Le nouveau ministre des Elections Cheikh Gueye, nommé ce mardi par le président Abdoulaye Wade pour organiser les élections présidentielles de 2012, a promis d’appliquer la loi électorale afin de garantir un déroulement transparent des élections. Cependant, cette nomination est vivement décriée par l’opposition qui reproche au pouvoir de ne pas l’avoir consultée. Le politologue Pape Samba Kane décrypte l’une des plus graves crises sociales que connaît actuellement le pays.
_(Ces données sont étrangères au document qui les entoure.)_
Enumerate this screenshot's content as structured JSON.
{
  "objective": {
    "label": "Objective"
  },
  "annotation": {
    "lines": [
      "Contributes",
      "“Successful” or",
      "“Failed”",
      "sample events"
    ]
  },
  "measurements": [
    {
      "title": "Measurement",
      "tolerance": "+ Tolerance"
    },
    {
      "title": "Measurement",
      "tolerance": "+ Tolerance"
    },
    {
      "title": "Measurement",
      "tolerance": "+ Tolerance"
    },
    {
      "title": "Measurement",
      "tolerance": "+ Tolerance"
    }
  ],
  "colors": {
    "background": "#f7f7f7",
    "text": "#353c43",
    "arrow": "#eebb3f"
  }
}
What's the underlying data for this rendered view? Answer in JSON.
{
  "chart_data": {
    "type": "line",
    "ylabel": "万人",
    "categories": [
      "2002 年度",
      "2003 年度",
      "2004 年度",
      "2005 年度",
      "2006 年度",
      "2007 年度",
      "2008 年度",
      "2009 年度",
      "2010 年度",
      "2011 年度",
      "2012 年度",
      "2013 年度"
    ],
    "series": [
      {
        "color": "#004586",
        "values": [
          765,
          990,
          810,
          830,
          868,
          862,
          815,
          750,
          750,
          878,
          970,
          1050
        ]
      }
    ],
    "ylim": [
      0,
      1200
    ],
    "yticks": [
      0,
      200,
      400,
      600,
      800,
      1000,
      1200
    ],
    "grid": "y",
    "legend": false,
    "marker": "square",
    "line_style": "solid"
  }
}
Afrik.com : Le ministre des Elections Cheikh Gueye est décrié par l’opposition qui le considère trop proche du pouvoir. Cette dernière réclame une personnalité neutre pour ce poste. Pourquoi le président Abdoulaye Wade a procédé à cette nomination sans demander l’avis de l’opposition qui avait demandé à être consultée ?

Pape Samba Kane :
Encore une fois, c’est une façon pour lui de montrer qu’il fait ce que bon lui semble. C’est une habitude chez Wade de décider de tout. Il semble oublier que les gens préfèrent la concertation. Il a eu l’avantage d’être arrivé au pouvoir par la voie des urnes. Par conséquent, c’est à lui de faire en sorte que son successeur arrive au pouvoir dans les mêmes et les meilleures conditions qui soient.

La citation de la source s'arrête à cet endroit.